The biggest casualties were any retailers selling big-ticket items. But consumers seemed to be continuing their gardening obsessions developed during the pandemic and – importantly – fashion also saw stronger sales. 

This was most noticeable in the occasionwear area that had previously been devastated by lockdowns. It's clear that consumers are embracing the new freedom to attend weddings, go on holiday and go to other social events. 

That picture was also supported by the latest figures from Barclaycard.

They showed consumer card spending rose 18.1% compared to the same period in 2019, the highest uplift since October 2021.

TRAVEL SPENDING = NEW CLOTHES

The travel sector was a big factor in this and although spending is still lower than it was before the pandemic, it's recovering and holiday plans mean consumers also going to be buying holiday wardrobes too.

People are spending less in many categories — both essentials and non-essentials — as they trade down to cheaper options while spending on utilities per customer grew almost 29% as gas and electricity bills went through the roof.
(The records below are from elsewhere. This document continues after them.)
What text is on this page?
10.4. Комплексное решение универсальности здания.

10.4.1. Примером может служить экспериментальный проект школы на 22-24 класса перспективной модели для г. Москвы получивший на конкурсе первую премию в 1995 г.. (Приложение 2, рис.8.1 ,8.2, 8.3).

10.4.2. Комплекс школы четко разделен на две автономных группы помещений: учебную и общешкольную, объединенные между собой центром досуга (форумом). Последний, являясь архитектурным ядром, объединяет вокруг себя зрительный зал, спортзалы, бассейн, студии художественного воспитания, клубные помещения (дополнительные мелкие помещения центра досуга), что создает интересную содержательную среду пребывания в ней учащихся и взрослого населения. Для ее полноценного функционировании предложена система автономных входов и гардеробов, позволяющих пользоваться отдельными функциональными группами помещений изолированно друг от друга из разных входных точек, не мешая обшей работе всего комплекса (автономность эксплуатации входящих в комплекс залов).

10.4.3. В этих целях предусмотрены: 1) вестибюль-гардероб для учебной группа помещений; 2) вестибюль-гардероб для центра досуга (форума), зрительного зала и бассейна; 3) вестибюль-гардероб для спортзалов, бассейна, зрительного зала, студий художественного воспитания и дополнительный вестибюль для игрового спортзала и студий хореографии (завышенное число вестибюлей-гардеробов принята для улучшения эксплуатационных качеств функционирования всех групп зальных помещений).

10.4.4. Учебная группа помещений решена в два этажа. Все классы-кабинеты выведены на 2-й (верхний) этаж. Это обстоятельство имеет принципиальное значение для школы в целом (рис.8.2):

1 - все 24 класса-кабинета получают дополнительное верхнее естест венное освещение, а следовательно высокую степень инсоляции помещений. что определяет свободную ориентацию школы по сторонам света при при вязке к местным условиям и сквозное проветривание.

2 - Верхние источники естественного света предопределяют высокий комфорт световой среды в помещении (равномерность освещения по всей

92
They’re also economising on their use of expensive items such as their cars with spending on fuel rising but by less than seen in March, suggesting people are taking fewer car journeys.

Looking in more depth at the spending on travel and social activities, spending on hotels, resorts and accommodation rose 16.6% compared to three years ago, while travel agents and airlines declined but by just 3.5% and 9.9%, respectively.

Some 21% of Britons are making social or holiday plans for the long weekend in June to mark the Queen’s Platinum Jubilee. And 17% are spending more on special occasions (such as weddings and hen/stag dos) and holidays this summer, to make up for lost time over the last two years. 

The point about this for the fashion and beauty sectors is that among this group, some of the most popular purchases are new clothes and accessories (27%), and beauty products such as fake tan and make-up (13%).

This behaviour was reflected in retail spending – clothing saw a 12.6% uplift in April, higher than March’s 10.1%, while department stores returned to growth (+1.3%) after seven months of decline, and pharmacy, health, and beauty stores also saw an improvement (+20.2% vs +18.8% last month).